Ok, la polvere dietro al lazzaretto è d’obbligo, ok anche che la pasta vegan del lazzaretto farebbe tornare voglia di mangiare carne (parola di Svenio), ok che a Bologna in stì giorni non c’è una fava per cui un po’ tutti i derivati del genere confluiscono nell’unico punto di interesse della serata e ok anche che Carpathian + Anchor + Rituals fanno il loro seguito (e potremmo parlare anche del fatto che i ragazzotti di Melbourne sono pure loro una manica di finocchietti).. ma la scena sta diventando sempre più fighetta. Al di là dei soliti bardasci con la smania di farsi vedere e delle solite troiette con la smania di farsi adocchiare (in ballerine e pelle attillata anche se pesano un quintale.. e lì c’è grossa confusione), anche i cosiddetti addetti ai lavori tendono sempre più a prediligere la scena tamarra.. attenzione, apriamo una piccola parentesi.. non parlo di tamarria come i Knuckle Dust o come i Lamb Of God.. quella tamarria lì ci piace a noi, ha una ragione d’esistere e la sua manifestazione non può far altro che coinvolgere.. io parlo di tamarria intesa come Gigi D’Alessio, o peggio Gigi D’Agostino, incarnata nel corpo di un nuovo puero che vuole suonare. In sintesi il ridicolo vestito da hc kid.. e quindi ne segue lo stuolo di finti-fan con bombolette di lacca nello zaino per lisciarsi il pelo divenuto irto per l’umidità scatenata da sudore e clima dimmerda. Ci mancava giusto qualche spiaggione del cazzo con occhiali finto-revival-anni-60/70/80 e il cappello di paglia in testa.

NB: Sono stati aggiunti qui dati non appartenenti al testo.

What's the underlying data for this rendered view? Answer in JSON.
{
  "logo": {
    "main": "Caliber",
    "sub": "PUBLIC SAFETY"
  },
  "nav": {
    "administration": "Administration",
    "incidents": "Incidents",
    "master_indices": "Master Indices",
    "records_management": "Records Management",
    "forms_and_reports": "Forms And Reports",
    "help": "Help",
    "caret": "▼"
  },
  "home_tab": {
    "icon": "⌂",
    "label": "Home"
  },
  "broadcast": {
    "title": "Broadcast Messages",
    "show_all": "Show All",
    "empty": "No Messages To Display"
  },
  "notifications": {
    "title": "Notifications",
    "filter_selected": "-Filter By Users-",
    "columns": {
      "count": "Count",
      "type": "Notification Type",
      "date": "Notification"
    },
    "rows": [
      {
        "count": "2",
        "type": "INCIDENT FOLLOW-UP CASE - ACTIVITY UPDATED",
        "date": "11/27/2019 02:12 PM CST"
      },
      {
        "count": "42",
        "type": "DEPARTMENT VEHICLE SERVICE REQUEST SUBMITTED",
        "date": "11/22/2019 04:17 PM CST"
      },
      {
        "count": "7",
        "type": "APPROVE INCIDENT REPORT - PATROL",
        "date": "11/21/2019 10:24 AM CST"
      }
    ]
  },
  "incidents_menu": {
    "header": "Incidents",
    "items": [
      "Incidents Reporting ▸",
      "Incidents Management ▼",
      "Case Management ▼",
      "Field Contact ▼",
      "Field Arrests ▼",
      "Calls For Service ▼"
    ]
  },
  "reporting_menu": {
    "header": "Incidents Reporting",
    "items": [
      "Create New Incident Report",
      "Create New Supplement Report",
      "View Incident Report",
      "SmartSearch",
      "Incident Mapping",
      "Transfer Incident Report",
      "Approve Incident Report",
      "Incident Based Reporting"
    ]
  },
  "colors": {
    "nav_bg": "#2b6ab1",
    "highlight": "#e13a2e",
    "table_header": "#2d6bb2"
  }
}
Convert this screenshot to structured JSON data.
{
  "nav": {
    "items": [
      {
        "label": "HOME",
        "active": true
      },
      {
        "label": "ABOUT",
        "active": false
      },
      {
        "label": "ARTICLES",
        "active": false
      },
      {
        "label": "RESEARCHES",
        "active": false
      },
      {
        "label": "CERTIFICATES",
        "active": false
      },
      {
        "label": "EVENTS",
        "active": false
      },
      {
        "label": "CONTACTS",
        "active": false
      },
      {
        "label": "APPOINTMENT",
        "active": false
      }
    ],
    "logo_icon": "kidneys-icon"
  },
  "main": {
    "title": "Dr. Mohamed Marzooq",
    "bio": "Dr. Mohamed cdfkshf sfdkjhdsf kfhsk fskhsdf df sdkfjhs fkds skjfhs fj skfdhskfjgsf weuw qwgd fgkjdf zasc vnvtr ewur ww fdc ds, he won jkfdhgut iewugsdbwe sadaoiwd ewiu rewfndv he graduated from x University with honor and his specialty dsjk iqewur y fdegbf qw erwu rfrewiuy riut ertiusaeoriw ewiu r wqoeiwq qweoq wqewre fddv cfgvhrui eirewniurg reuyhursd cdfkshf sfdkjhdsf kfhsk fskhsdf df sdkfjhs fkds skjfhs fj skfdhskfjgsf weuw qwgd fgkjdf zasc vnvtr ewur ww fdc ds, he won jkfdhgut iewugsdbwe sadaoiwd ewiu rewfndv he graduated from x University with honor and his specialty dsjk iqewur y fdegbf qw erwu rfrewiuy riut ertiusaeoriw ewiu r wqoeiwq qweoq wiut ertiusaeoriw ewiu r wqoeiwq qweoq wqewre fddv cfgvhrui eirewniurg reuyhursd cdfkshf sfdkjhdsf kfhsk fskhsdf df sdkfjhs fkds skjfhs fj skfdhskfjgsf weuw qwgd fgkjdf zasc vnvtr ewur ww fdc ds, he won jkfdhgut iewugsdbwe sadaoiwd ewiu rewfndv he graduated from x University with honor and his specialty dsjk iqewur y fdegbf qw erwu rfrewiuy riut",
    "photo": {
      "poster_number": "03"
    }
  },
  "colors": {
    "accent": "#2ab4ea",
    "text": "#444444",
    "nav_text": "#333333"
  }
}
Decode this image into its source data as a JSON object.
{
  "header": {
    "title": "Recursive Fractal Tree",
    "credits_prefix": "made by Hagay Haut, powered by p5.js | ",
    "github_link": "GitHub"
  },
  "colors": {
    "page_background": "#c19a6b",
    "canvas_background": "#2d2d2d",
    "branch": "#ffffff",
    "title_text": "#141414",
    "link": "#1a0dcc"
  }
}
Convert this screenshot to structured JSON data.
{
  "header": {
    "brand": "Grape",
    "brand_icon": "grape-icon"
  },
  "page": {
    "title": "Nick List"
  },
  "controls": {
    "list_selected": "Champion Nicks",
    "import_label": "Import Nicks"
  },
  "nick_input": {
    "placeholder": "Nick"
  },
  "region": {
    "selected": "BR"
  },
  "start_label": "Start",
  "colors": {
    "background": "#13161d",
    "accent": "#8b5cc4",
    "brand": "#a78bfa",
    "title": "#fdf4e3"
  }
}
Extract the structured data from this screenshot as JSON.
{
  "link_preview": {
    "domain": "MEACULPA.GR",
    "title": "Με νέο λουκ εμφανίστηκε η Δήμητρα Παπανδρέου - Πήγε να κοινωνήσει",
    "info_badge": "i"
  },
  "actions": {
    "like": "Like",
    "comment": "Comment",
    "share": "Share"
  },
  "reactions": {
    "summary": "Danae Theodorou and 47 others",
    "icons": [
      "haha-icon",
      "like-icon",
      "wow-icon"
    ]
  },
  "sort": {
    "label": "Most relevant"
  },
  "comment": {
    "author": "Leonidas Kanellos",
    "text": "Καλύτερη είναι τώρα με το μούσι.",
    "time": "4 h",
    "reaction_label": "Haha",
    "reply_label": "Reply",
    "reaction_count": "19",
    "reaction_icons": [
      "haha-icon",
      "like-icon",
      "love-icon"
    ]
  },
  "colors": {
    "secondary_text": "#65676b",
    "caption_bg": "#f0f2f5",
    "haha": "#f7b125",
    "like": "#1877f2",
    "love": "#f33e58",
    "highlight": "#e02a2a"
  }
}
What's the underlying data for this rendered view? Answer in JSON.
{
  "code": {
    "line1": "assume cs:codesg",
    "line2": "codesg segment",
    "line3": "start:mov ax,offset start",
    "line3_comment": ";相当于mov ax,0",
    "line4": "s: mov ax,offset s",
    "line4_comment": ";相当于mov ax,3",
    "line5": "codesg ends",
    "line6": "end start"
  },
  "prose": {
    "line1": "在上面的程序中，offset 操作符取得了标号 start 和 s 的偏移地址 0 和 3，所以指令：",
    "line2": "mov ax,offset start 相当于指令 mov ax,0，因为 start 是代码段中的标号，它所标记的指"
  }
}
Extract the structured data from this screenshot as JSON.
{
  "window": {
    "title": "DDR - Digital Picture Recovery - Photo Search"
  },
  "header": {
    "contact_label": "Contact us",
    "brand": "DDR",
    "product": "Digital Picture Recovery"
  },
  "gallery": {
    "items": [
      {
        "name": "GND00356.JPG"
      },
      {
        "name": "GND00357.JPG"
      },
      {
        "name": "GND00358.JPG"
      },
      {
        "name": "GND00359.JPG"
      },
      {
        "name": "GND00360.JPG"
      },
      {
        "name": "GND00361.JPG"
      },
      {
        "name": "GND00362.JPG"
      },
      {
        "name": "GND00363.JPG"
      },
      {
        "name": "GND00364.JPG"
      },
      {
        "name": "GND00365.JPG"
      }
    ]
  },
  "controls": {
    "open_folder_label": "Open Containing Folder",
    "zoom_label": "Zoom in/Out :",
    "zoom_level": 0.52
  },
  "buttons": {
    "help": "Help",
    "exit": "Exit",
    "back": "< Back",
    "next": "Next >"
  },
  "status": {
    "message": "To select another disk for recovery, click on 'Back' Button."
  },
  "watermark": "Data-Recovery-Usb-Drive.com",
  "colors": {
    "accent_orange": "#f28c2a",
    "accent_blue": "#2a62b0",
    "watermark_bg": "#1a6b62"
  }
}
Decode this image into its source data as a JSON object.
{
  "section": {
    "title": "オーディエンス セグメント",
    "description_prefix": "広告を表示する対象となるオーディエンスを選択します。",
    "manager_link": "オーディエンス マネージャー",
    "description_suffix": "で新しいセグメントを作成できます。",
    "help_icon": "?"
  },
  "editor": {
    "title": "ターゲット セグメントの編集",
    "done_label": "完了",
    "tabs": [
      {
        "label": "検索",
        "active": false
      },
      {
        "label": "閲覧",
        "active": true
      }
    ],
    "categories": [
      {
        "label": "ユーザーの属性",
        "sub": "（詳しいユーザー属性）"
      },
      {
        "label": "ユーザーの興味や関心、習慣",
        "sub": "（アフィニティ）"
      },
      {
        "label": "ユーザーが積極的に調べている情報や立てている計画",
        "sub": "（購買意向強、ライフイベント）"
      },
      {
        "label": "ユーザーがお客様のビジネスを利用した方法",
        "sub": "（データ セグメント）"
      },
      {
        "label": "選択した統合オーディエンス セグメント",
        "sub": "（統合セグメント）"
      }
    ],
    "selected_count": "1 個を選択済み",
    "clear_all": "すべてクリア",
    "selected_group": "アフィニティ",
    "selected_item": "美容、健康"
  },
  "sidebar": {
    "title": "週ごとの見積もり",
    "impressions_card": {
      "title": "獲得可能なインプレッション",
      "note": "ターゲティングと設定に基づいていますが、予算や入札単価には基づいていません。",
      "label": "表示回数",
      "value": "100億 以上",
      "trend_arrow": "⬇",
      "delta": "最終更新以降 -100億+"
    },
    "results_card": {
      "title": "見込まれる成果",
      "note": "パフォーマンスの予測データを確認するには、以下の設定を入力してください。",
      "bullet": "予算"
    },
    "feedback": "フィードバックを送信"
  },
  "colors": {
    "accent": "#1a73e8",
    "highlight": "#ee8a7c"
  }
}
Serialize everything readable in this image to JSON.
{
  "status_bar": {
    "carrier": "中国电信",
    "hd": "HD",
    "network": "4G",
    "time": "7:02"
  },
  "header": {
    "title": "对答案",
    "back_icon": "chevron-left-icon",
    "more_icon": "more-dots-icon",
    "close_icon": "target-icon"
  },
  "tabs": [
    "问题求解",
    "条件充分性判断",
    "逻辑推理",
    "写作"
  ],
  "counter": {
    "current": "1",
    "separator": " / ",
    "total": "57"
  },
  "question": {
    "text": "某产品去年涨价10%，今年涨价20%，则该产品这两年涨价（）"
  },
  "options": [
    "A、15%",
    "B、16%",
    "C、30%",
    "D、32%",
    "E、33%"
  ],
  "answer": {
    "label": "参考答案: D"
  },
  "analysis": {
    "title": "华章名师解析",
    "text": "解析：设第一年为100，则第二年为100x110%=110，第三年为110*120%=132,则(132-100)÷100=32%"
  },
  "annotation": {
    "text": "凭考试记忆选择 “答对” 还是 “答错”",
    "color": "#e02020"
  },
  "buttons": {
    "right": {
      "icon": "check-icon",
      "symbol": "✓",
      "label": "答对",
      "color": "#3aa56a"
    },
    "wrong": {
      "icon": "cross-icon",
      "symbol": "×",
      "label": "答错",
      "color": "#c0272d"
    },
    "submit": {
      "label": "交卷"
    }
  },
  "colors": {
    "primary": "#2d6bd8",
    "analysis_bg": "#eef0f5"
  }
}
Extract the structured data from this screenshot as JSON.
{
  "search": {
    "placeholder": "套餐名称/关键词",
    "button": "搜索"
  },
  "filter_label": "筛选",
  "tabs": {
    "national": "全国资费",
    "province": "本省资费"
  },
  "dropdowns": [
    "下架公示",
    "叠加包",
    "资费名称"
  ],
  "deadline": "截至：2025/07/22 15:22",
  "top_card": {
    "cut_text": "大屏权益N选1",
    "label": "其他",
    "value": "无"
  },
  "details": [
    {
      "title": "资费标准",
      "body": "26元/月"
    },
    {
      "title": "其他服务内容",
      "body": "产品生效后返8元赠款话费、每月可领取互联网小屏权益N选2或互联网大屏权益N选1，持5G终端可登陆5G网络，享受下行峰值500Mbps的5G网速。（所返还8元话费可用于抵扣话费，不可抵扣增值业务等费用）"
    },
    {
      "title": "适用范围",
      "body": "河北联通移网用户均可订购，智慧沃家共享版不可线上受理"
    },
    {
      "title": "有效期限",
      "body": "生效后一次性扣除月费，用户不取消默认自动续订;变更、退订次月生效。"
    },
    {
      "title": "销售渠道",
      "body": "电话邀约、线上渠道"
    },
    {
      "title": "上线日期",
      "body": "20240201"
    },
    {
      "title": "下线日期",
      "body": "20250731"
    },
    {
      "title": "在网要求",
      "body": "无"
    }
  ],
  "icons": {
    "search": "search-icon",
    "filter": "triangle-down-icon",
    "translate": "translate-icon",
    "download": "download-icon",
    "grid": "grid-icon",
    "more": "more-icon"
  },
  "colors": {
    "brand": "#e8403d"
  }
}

Volendo potremmo parlare del festival-concerto che si è andato sviluppando tra alti e bassi.. e del fatto che se il biglietto fosse costato più di 5 euri sarebbe stato un ladrocinio. Potremmo dire che tra i tanti gruppi italiani i Locked In sono quelli che mi hanno positivamente impressionato per la seconda volta.. potremmo anche dire che la scelta dei due “gruppi” organizzatori della serata è stata quanto meno bizzarra, per non dire totalmente malata. In pratica due gruppi noti come Linterno e Lyon Estates si sono presi il diritto di infilarsi perfettamente tra i tre gruppi di testa.. in pratica hanno prodotto un aborto di scaletta che ha mandato la prova dei Rituals a farsi friggere. Potremmo dire anche che il doppio palco (o doppia pedana perché parlare di palco al lazzaretto sarebbe da matti) è stata una gran genialata, peccato che non abbiano pensato di sfruttarla.. cioè, voglio sapere a cosa serve il doppio palco se tra un gruppo e l’altro si continuano a perdere 15 minuti e più. Inoltre, se fai suonare i Linterno dopo una bella prestazione degli Anchor ma prima dei Rituals, è ovvio che tutta la fatica per fare un buon sound check in quelle condizioni degradanti va a farsi benedire. Lo ammetto, mi sono sentito sollevato quando c’è stato il black out durante la “performance” dei bolognesi.

Volendo..

La serata è stata positiva intendiamoci, ma se ci fossero stati un paio di gruppi in meno ce l’avremmo fatta ad arrivare a fine show.. vabbè, magari ce l’avremmo anche fatta a far sentire bene da vicino, perché così com’è quel posto ti permette un’acustica decente solo a partire da 7-8 metri, ma non possiamo pretendere troppo per 5 euri.. in effetti.. adoro il low-fi.